Sejak saat itulah hubungan antara sipil dan militer tidak harmonis.
Akan tetapi permasalahan-permasalahan yang timbul pada waktu itupun dapat
diselesaikan dengan arif dan bijaksana. Adanya sikap mau mengalah demi masa
depan Negara ini yang ditunjukkan diantara para pemimpin itu, kiranya dapat
dijadikan pelajaran yang berharga bagi generasi mendatang.
B.
Peranan
Desa Bibis Bantul Yogyakarta dalam Perang Kemerdekaan 1948-1949
Pada
tanggal 19 Desember 1948,
Belanda melancarkan Agresi Militer II Belanda ke Yogyakarta (Adisucipto).
Rakyat kota kemudian mengungsi ke desa-desa.
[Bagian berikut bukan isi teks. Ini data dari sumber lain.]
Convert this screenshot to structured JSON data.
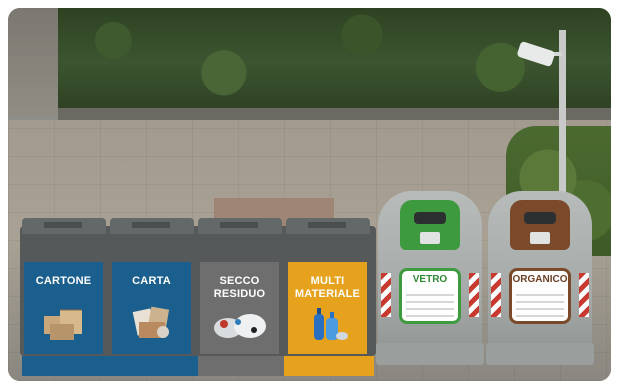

Pada bulan Januari di desa Bibis Wetan didatangi TNI yang
melarikan diri dari kota. Terdapat satu kompi, dua seksi yang diantaranya
terdapat Letnan Sukoco, Samiarjo, sebagai anak buah dari Batalyon 1 pimpinan
Mayor Sarjono. Wilayahnya pelarian ada di desa Bibis wetan sampai Sewon.
Tentara yang datang terdiri dari segala penjuru, ada pula yang dari Jawa Barat.
Letnan
Kolonel Soeharto bersama Sri Sultan Hamengkubuwono IX bekerja sama dengan
membuat sandi atau tempat untuk mencari informasi yaitu dibuatnya rumah makan
Tuas yang berada di Gemolan, Jeroan Benteng. Disana terdapat banyak pedagang
yang menggunakan cemplon yang di dalamnya terdapat surat atau informasi berisi
keadaan di dalam dan di luar kota yang diberikan kepada Pak harto. Bahkan dulu
saat direbut kembali Yogyakarta di rumah makan itu ada sebuah kursi untuk
tempat duduk Sultan yang dinamakan kursi keramat.[2]
Pada
tanggal 16 Februari Soeharto pergi ke kota, ke sebelah selatan yaitu di sebuah
dusun dekat kali opak (Segoroyoso) di rumah bapak lurah Dongkol. Malam harinya
beliau merencanakan untuk melakukan serangan umum. Namun, ketahuan oleh
mata-mata Belanda. Akhirnya rencana itu batal.
Soeharto pindah ke dukuh Bibis untuk meneruskan rencananya mengatur
jalannya serangan umum 1 Maret 1949. Terdapat perbukitan yang membanjar di
sebelah selatan dukuh bibis sudah banyak tentara Indonesia yang siap sedia
dengan senjatanya. Jalan yang akan menuju dukuh bibis pun sudah dipenuhi oleh
tentara. Pak harto membuat markas di Bibis dan mengadakan kontak dengan Rumah
Makan Tuas. Gua yang dulu pernah menjadi tempat bersembunyi pangeran diponegoro
beserta prajuritnya di dukuh bibis itu pun menjadi tempat persembunyian para
tentara Indonesia, namun karena ketahuan Belanda maka Gua itu dinamakan Gua
Urung, kemudian tentara Indonesia pindah ke gua Selarong.
Menurut
bapak Dullah Prayitno, keadaan Indonesia
saat dijajah Jepang benar-benar sengsara sekali, kelaparan berada dimana-mana.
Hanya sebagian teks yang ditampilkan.